È legittimo il licenziamento per giusta causa del dipendente che non si sottopone a visita medica. L’eventuale cambio dei compiti non consentito può essere, infatti, contestato come demansionamento. Lo ha affermato la Cassazione che ha respinto il ricorso di una lavoratrice.

La corte d’appello aveva confermato la decisione del tribunale che aveva rigettato l’impugnativa del licenziamento intentata dalla donna. Il recesso era stato adottato per giusta causa con riferimento alla lettera di contestazione disciplinare in cui le era stato ascritto di essersi rifiutata di effettuare la visita medica in due diverse giornate, nella prima circostanza adducendo l’inidoneità del luogo di svolgimento del controllo e, nel secondo caso, omettendo di presentarsi nel luogo e orario del previsto espletamento.
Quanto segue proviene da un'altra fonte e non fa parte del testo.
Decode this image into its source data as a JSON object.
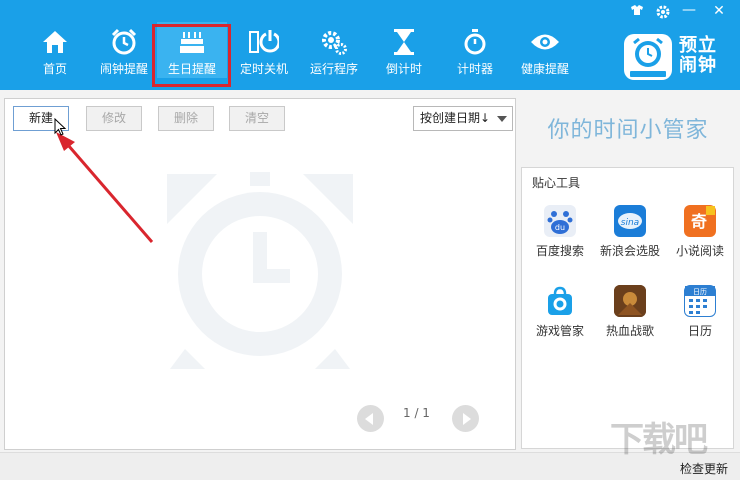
{
  "nav": {
    "items": [
      {
        "label": "首页",
        "icon": "home-icon"
      },
      {
        "label": "闹钟提醒",
        "icon": "alarm-clock-icon"
      },
      {
        "label": "生日提醒",
        "icon": "birthday-cake-icon"
      },
      {
        "label": "定时关机",
        "icon": "power-icon"
      },
      {
        "label": "运行程序",
        "icon": "gears-icon"
      },
      {
        "label": "倒计时",
        "icon": "hourglass-icon"
      },
      {
        "label": "计时器",
        "icon": "stopwatch-icon"
      },
      {
        "label": "健康提醒",
        "icon": "eye-icon"
      }
    ],
    "active_index": 2
  },
  "window_controls": {
    "skin_icon": "shirt-icon",
    "settings_icon": "gear-icon",
    "minimize": "—",
    "close": "✕"
  },
  "logo": {
    "title_line1": "预立",
    "title_line2": "闹钟",
    "badge": "预立闹钟"
  },
  "toolbar": {
    "new_label": "新建",
    "edit_label": "修改",
    "delete_label": "删除",
    "clear_label": "清空",
    "sort_label": "按创建日期↓"
  },
  "pager": {
    "text": "1 / 1"
  },
  "sidebar": {
    "slogan": "你的时间小管家",
    "tools_title": "贴心工具",
    "tools": [
      {
        "label": "百度搜索",
        "icon": "baidu-icon",
        "color": "#2f6fd6"
      },
      {
        "label": "新浪会选股",
        "icon": "sina-icon",
        "color": "#1b7dd8"
      },
      {
        "label": "小说阅读",
        "icon": "novel-icon",
        "color": "#f07020"
      },
      {
        "label": "游戏管家",
        "icon": "game-bag-icon",
        "color": "#1aa0e8"
      },
      {
        "label": "热血战歌",
        "icon": "warrior-game-icon",
        "color": "#7a4a22"
      },
      {
        "label": "日历",
        "icon": "calendar-icon",
        "color": "#2d7fd2"
      }
    ]
  },
  "statusbar": {
    "check_update": "检查更新"
  },
  "watermark_text": "下载吧",
  "colors": {
    "topbar": "#1aa0e8",
    "highlight_frame": "#d9262e",
    "annotation_arrow": "#d9262e",
    "slogan": "#7fb6da"
  }
}
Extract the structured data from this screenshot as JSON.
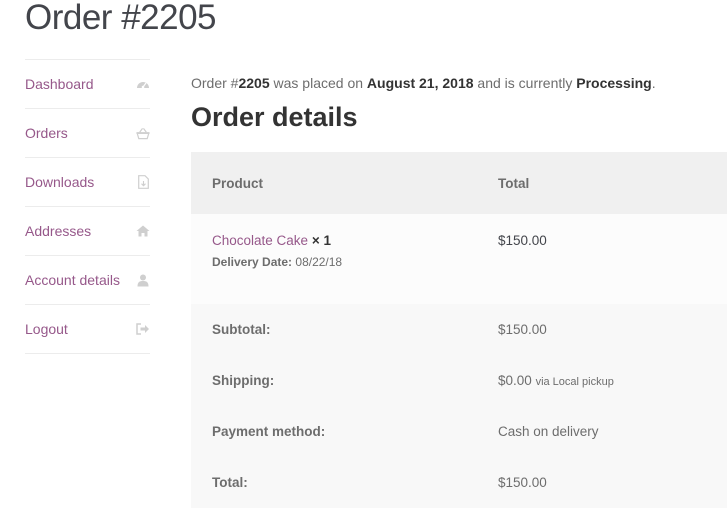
{
  "page": {
    "title": "Order #2205"
  },
  "nav": {
    "items": [
      {
        "label": "Dashboard",
        "icon": "dashboard-icon"
      },
      {
        "label": "Orders",
        "icon": "basket-icon"
      },
      {
        "label": "Downloads",
        "icon": "file-download-icon"
      },
      {
        "label": "Addresses",
        "icon": "home-icon"
      },
      {
        "label": "Account details",
        "icon": "user-icon"
      },
      {
        "label": "Logout",
        "icon": "sign-out-icon"
      }
    ]
  },
  "intro": {
    "prefix": "Order #",
    "order_number": "2205",
    "placed_on_text": " was placed on ",
    "date": "August 21, 2018",
    "status_text": " and is currently ",
    "status": "Processing",
    "suffix": "."
  },
  "details": {
    "heading": "Order details",
    "columns": {
      "product": "Product",
      "total": "Total"
    },
    "item": {
      "name": "Chocolate Cake",
      "quantity": " × 1",
      "meta_key": "Delivery Date:",
      "meta_value": "08/22/18",
      "total": "$150.00"
    },
    "totals": [
      {
        "label": "Subtotal:",
        "value": "$150.00",
        "note": ""
      },
      {
        "label": "Shipping:",
        "value": "$0.00",
        "note": "via Local pickup"
      },
      {
        "label": "Payment method:",
        "value": "Cash on delivery",
        "note": ""
      },
      {
        "label": "Total:",
        "value": "$150.00",
        "note": ""
      }
    ]
  },
  "colors": {
    "link": "#96588a",
    "text": "#6d6d6d",
    "heading": "#333333",
    "table_header_bg": "#f0f0f0",
    "table_row_bg": "#f8f8f8"
  }
}
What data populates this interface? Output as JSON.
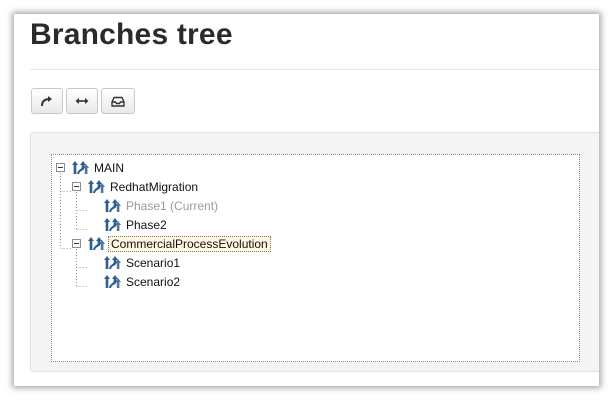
{
  "page": {
    "title": "Branches tree"
  },
  "toolbar": {
    "buttons": [
      {
        "icon": "redo-arrow-icon"
      },
      {
        "icon": "horizontal-arrows-icon"
      },
      {
        "icon": "inbox-tray-icon"
      }
    ]
  },
  "tree": {
    "nodes": [
      {
        "label": "MAIN",
        "depth": 0,
        "expanded": true,
        "icon": "branch-icon"
      },
      {
        "label": "RedhatMigration",
        "depth": 1,
        "expanded": true,
        "icon": "branch-icon"
      },
      {
        "label": "Phase1 (Current)",
        "depth": 2,
        "current": true,
        "icon": "branch-icon"
      },
      {
        "label": "Phase2",
        "depth": 2,
        "icon": "branch-icon"
      },
      {
        "label": "CommercialProcessEvolution",
        "depth": 1,
        "expanded": true,
        "selected": true,
        "icon": "branch-icon"
      },
      {
        "label": "Scenario1",
        "depth": 2,
        "icon": "branch-icon"
      },
      {
        "label": "Scenario2",
        "depth": 2,
        "icon": "branch-icon"
      }
    ]
  },
  "colors": {
    "icon_blue": "#2f5f8f",
    "selected_bg": "#fff7e0",
    "current_text": "#9a9a9a"
  }
}
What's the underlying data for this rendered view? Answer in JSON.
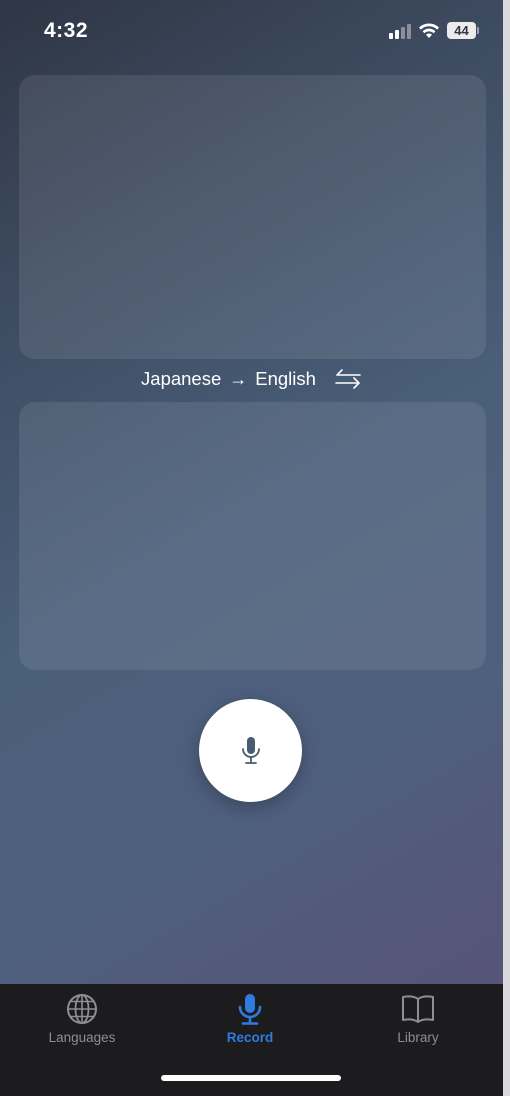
{
  "status_bar": {
    "time": "4:32",
    "battery": "44",
    "icons": [
      "signal-icon",
      "wifi-icon",
      "battery-icon"
    ]
  },
  "translator": {
    "source_text": "",
    "target_text": "",
    "source_language": "Japanese",
    "arrow": "→",
    "target_language": "English",
    "swap_icon": "swap-arrows-icon",
    "record_icon": "microphone-icon"
  },
  "tab_bar": {
    "tabs": [
      {
        "label": "Languages",
        "icon": "globe-icon",
        "active": false
      },
      {
        "label": "Record",
        "icon": "microphone-icon",
        "active": true
      },
      {
        "label": "Library",
        "icon": "book-icon",
        "active": false
      }
    ]
  },
  "colors": {
    "accent": "#2f7be0",
    "tab_inactive": "#8e8e93",
    "tab_bar_bg": "#1c1c1e",
    "mic_icon": "#4a5a72"
  }
}
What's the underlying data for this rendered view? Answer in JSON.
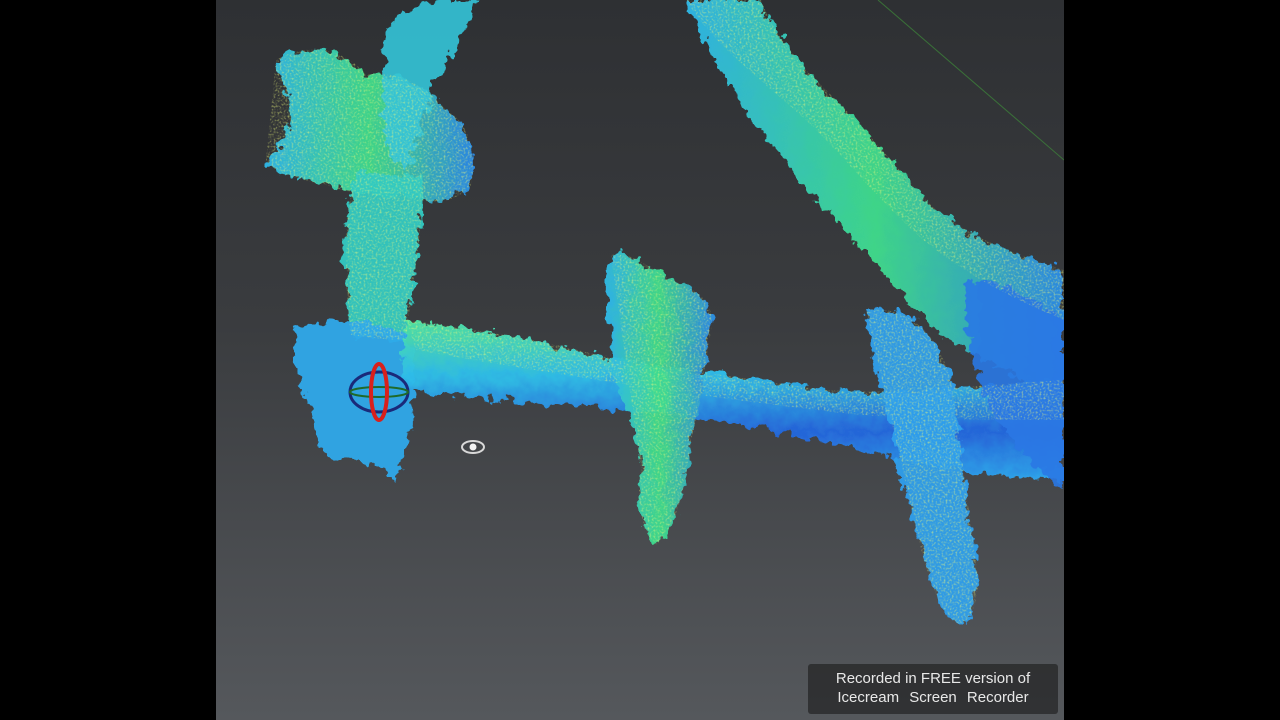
{
  "viewport": {
    "content": "point-cloud",
    "background_top": "#2e3033",
    "background_bottom": "#55585c",
    "palette": [
      "#1e4fd6",
      "#2e86f0",
      "#2fd0e0",
      "#3fe07a",
      "#c8f03c",
      "#f0c020"
    ],
    "gizmo_icon": "rotation-gizmo-icon",
    "cursor_icon": "eye-cursor-icon"
  },
  "watermark": {
    "line1": "Recorded in FREE version of",
    "line2": "Icecream Screen Recorder"
  }
}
La donna si era difesa sostenendo di aver dichiarato la sua indisponibilità all’accertamento medico finalizzato a mansioni illegittime non confacenti alla propria professionalità.

La vertenza è così giunta in Cassazione dove la lavoratrice ha sostenuto che la visita medica disposta dall’azienda aveva la sola finalità di accertare l’idoneità della lavoratrice non allo svolgimento delle mansioni già assegnate e in corso di svolgimento, bensì l’idoneità a svolgere nuove e ben diverse mansioni lavorative assegnatele illegittimamente, per cui la fattispecie concreta non era sussumibile in quella normativamente prevista in quanto non avrebbe dovuto essere considerato solo il fatto oggettivo del cambio di mansioni, ma anche quello finalistico dell’illegittimità del nuovo incarico.

Per i giudici di legittimità, infatti, di cui ha scritto il sito Cassazione.net, il motivo è fondato e, al riguardo, hanno ricordato che “La visita medica di idoneità in ipotesi di cambio delle mansioni è prescritta per legge e la richiesta di sottoposizione a visita, da parte del datore di lavoro, prima dell’assegnazione alle nuove mansioni, come correttamente sottolineato dalla corte distrettuale, non è censurabile e, anzi, è un adempimento dovuto”.

“Deve, quindi, valutarsi, ha precisato il collegio, se il rifiuto della lavoratrice, perché rivolto a contrastare un illegittimo demansionamento, atteso che le nuove mansioni erano state ritenute dalla lavoratrice non conformi alla qualifica rivestita e non compatibili con le condizioni di salute, fosse o meno legittimo”.

“Ebbene, ha spiegato la Cassazione, la reazione della donna non è assolutamente giustificabile ai sensi dell’articolo 1460 cc perché, da un lato, il datore di lavoro si era limitato ad adeguare la propria condotta alle prescrizioni imposte dalla legge per la tutela delle condizioni fisiche dei dipendenti nell’espletamento delle mansioni loro assegnate e, dall’altro, la dipendente avrebbe ben potuto impugnare un eventuale esito della visita, qualora non condiviso, ovvero l’asserito illegittimo demansionamento, innanzi agli organi competenti”.